The sign is a palimpsest, but the key message can still be deciphered: 'Sécurité sobriété' (safety and sobriety). This anti-drinking campaign began on Parisian public transport in 1955. Within a few years, it spread throughout France and the roadside signs emphasised the dangers of drink-driving.
The earlier advert is a design with a blue ground and a large glass; the slogan is at the bottom. (A similar sign with a different slogan can be seen here). The wording inside the glass reads 'Votre voiture est sobre - faites comme elle': roughly, 'Your car is sober - be the same'. The slogan was familiar to drivers in 1966 [PDF], so this sign probably predates that. Research published that year found that the signs were difficult to read, so either their message was lost or they were counterproductive in terms of road safety!

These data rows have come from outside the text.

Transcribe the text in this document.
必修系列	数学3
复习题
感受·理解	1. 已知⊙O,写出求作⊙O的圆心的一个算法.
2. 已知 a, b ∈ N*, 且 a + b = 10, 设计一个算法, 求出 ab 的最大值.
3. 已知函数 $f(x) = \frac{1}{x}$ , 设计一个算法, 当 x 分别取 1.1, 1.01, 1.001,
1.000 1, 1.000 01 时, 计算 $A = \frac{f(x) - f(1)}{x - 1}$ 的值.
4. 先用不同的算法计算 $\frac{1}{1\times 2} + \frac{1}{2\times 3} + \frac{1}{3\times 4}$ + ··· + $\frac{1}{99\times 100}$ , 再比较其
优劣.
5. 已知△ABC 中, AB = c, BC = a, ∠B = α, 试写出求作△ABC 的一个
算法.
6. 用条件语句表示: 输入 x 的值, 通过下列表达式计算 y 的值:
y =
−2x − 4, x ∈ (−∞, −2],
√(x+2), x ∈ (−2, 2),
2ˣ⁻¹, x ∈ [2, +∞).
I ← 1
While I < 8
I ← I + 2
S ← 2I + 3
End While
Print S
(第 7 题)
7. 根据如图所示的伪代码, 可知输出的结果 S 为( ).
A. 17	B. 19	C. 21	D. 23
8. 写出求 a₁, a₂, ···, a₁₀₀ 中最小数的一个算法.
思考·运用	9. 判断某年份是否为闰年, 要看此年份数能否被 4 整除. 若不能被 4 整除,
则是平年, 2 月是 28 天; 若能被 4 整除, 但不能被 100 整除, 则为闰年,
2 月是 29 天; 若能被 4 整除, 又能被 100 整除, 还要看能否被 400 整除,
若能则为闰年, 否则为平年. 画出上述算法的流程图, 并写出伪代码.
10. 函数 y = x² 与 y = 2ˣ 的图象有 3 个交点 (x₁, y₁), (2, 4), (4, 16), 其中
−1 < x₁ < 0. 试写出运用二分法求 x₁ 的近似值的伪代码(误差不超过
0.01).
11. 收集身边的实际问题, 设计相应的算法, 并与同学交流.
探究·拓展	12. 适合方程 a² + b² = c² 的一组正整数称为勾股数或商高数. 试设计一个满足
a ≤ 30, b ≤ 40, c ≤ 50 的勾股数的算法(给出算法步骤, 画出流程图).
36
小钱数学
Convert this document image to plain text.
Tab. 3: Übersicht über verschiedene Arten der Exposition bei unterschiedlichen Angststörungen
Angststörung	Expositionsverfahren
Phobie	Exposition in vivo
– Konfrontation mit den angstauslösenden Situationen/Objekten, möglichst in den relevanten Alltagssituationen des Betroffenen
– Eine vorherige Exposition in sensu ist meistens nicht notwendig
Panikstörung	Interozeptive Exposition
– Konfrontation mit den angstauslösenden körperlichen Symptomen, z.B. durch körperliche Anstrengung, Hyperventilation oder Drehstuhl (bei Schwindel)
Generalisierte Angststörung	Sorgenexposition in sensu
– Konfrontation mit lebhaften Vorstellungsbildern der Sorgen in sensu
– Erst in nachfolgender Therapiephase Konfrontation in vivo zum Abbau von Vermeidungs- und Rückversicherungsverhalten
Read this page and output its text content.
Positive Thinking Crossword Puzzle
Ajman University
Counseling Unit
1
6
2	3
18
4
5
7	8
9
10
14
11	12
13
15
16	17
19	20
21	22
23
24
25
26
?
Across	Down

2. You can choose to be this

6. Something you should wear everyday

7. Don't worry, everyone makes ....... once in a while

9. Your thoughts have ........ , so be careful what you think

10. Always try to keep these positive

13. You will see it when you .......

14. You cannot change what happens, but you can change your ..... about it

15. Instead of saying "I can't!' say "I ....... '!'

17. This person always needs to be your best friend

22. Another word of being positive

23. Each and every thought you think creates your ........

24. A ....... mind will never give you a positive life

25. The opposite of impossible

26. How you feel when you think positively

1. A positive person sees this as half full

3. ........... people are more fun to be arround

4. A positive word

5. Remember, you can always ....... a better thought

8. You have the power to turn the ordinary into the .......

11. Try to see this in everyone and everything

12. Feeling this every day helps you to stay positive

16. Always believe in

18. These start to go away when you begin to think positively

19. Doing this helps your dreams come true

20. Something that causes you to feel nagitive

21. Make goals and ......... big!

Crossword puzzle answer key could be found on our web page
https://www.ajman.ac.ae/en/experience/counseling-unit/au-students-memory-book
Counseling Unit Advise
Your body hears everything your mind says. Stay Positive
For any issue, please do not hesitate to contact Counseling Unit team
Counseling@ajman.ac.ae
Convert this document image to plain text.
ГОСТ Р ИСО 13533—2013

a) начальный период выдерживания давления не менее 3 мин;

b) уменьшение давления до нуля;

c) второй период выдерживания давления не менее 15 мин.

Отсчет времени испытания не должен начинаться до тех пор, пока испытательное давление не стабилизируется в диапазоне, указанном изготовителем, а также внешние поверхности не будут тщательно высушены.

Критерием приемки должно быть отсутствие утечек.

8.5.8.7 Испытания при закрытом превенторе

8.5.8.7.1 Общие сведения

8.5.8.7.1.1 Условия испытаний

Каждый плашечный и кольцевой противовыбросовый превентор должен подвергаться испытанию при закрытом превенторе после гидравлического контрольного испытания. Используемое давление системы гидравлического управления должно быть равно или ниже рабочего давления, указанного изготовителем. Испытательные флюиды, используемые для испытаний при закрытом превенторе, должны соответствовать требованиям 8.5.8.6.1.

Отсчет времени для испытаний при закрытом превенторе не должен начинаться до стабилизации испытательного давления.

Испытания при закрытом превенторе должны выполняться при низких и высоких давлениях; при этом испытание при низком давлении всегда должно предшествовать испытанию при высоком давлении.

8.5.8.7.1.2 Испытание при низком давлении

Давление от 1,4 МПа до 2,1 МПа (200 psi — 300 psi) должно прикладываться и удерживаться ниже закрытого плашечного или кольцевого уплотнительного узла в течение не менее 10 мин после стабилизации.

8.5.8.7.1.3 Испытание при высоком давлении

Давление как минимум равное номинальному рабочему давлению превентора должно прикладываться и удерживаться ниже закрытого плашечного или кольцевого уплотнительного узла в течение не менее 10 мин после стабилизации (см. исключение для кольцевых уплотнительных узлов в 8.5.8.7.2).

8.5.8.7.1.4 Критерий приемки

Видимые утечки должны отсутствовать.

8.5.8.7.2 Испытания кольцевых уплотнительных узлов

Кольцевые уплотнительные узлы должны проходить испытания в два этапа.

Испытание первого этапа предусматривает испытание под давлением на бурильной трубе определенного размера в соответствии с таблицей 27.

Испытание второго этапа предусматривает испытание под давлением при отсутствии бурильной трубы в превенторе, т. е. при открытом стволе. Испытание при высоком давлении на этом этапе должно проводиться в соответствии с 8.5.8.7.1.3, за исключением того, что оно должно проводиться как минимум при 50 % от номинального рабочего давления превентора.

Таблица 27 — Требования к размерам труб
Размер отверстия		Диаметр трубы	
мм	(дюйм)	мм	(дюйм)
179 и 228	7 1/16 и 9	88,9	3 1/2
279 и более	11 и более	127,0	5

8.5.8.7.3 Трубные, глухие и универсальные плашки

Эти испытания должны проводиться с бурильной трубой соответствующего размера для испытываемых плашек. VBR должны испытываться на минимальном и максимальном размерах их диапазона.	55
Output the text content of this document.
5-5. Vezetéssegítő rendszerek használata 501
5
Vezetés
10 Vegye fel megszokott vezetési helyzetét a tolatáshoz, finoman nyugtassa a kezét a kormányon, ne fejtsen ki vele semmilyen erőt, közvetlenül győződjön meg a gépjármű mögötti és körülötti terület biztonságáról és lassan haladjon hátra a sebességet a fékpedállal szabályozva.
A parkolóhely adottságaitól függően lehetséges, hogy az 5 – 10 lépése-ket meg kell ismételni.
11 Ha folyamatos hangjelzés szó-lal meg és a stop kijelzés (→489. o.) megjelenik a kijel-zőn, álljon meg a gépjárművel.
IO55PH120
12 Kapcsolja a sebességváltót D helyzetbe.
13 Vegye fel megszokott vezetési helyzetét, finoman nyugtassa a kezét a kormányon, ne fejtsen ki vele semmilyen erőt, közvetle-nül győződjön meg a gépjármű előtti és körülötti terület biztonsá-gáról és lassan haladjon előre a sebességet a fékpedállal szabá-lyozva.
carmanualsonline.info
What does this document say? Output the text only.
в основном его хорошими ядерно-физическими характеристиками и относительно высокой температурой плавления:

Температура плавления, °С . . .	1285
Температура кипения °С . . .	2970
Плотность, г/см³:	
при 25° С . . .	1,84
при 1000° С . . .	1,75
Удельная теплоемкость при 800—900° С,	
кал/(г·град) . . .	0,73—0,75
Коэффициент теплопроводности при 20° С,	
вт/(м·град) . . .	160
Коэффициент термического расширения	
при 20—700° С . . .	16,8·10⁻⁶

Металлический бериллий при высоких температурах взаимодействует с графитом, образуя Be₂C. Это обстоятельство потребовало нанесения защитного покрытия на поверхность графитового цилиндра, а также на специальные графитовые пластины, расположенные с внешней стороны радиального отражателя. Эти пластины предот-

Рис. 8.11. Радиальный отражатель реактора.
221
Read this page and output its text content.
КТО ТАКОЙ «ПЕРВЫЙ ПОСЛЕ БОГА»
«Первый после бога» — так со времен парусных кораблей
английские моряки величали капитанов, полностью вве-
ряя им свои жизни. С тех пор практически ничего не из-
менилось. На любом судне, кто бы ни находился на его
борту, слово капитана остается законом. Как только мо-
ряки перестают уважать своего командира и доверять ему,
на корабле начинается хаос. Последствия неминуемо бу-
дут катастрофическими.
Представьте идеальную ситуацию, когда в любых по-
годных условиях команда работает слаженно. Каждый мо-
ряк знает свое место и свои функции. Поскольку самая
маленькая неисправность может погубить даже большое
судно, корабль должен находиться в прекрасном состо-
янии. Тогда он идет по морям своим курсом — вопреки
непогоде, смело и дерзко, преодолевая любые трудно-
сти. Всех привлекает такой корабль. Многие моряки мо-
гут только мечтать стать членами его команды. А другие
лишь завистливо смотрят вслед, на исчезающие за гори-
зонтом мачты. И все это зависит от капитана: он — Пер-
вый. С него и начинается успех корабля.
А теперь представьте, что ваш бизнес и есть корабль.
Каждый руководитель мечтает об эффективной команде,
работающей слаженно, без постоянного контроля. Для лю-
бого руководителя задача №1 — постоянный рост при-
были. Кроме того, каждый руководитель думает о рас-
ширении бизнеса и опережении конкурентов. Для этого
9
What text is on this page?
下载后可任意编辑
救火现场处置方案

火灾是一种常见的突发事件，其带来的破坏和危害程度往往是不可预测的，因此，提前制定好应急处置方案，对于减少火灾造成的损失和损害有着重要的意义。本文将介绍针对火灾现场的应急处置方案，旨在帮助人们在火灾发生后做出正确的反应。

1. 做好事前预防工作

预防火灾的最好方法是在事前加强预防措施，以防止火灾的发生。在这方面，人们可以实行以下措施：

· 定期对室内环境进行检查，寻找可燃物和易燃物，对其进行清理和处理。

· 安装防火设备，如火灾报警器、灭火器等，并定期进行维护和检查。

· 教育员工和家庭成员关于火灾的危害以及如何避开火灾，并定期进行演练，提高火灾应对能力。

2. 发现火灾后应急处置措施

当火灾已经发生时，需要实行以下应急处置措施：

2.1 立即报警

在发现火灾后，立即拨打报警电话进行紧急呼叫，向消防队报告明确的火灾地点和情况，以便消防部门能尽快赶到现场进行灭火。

That research seems to have had an effect as the second version is much more emphatic. The slogan is emblazoned in heavy black letters across the top of the sign. It appears to be the 'falling glasses' design here, suggesting that the black cross and square also faintly visible belong to a third advert.
Altogether, not a bad first find!
It's definitely catching, once I explain it to people they normally have a discovery by the next time I see them. Keep spreading the word!
Yes, I've had some nice conversations with local people while photographing signs. Often they've not really noticed them before or realised how old they are.
The anti-drink-driving advertisement that I saw most often when driving through France was of a man sitting at the wheel and pointing a gun at his head as though to commit suicide. The "gun", however, was a wine bottle.
This sign had strong competition from Vin Fou Henri Maire, so that both are now inextricably linked in my memories of our journeys through France.
Damn it... I always assumed that the French knew how to drink sensibly and safely.
But no advertising campaign would be mounted, unless there was a real problem to be tackled. This anti-drinking campaign, which began on Parisian public transport in 1955, was responding (presumably) to an increase in drink related injuries.
One wonders if the advertising campaign worked and if there was no further need to warn the French population about the dangers of drinking.